Now, the last, and to me, the most interesting part of this dataset was looking at rates of fluid accumulation in that fourth quartile. So there are a couple of places where you can actually compare across all treatment arms, and that would be 8 weeks following the most recent initial monthly injection. So that would be week 16 if you were in the 8mg subgroups. Or it would be week 24 If you were in the 2mg treatment arm. What you're looking at when you're looking at rates of fluid accumulation, is how quickly does the CST shoot back up. And what we found was that in folks receiving 8mg aflibercept, at week 24, they had a very small or modest gain in CST–anywhere from 3.5 to just under 6 microns at that week 16 visit when compared to week 8. Now if you do the same exercise in the standard of care arm and the 2mg aflibercept arm, you actually see a much steeper slope in fluid accumulation that was about greater than 50 microns in CST reaccumulation at week 24 when compared to the most recent initial monthly dose of week 16. What that tells me as a retina specialist, is that folks who have harder to treat retinas that are more burdened by higher circulating levels of VEGF require additional VEGF suppression, more TLC. These aren't the patients that you're going to space out immediately after those 3 initial monthly doses, you're probably going to have them on a shorter leash. And it's probably required. It also reiterates the point that additional VEGF suppression with a higher dose of anti-VEGF medication is beneficial in this particular patient population.

David Hutton:

What's the next step for this research?

Deepak Sambhara, MD:

I think that's a fantastic question.

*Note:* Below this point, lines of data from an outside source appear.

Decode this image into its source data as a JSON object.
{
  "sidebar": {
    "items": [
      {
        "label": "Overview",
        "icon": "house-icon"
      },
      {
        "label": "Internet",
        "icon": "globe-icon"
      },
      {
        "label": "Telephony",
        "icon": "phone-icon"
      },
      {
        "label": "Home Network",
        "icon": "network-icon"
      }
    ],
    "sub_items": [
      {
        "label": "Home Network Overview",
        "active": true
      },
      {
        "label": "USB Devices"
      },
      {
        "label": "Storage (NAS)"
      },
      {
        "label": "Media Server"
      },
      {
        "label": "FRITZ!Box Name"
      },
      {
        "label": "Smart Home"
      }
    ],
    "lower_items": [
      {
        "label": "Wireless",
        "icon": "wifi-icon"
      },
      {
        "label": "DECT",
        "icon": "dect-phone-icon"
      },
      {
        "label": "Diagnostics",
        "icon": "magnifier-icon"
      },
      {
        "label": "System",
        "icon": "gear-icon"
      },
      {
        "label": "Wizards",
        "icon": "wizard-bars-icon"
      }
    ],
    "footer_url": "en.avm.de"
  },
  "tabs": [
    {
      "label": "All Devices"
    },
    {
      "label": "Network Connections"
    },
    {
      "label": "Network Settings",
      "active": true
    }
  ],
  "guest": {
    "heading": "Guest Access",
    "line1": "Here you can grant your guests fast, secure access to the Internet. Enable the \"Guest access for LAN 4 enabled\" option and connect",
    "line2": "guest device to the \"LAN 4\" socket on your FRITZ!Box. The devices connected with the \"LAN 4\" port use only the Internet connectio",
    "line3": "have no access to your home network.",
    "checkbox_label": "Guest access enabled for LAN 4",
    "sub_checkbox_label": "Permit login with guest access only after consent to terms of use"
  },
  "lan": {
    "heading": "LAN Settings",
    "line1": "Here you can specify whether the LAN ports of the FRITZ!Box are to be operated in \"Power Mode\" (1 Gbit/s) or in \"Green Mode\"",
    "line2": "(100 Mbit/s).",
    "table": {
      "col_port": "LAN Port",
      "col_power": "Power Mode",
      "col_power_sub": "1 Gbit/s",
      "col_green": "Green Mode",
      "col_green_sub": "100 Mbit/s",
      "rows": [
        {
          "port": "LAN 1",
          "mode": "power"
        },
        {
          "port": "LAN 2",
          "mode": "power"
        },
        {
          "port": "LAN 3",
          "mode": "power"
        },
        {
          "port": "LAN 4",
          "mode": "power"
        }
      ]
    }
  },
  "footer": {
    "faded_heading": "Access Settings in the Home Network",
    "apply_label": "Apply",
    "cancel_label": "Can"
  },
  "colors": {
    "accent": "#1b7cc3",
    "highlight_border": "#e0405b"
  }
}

I think the next step is really translating what we see in the PHOTON dataset into real world. Meaning looking to see how we can take the principles that I just talked about and apply them to our own patients. We kind of intuitively know patients that come in with more sickly eyes require more frequent follow up and more frequent treatments. But the reassuring thing about looking at this dataset is that the ones that don't necessarily have as swollen retinas at baseline can potentially be fast tracked, to longer intervals of follow up to hopefully help accommodate those harder to treat more frequent flyer patients that do require more timely follow up and a higher level of treatment burden.

David Hutton:

And lastly, ultimately, what can this mean for the retina specialist and the patients they treat?

Deepak Sambhara, MD:

I think that's a great question. For retina specialists and patients alike, if we look at patients and try to figure out how often they actually need to be treated based on how their initial presenting characteristics would call for it. We can potentially figure out who needs more treatment versus who might require a little bit more close follow up with these new second generation agents, which in my hands so far have proven to be very, very effective for our patients.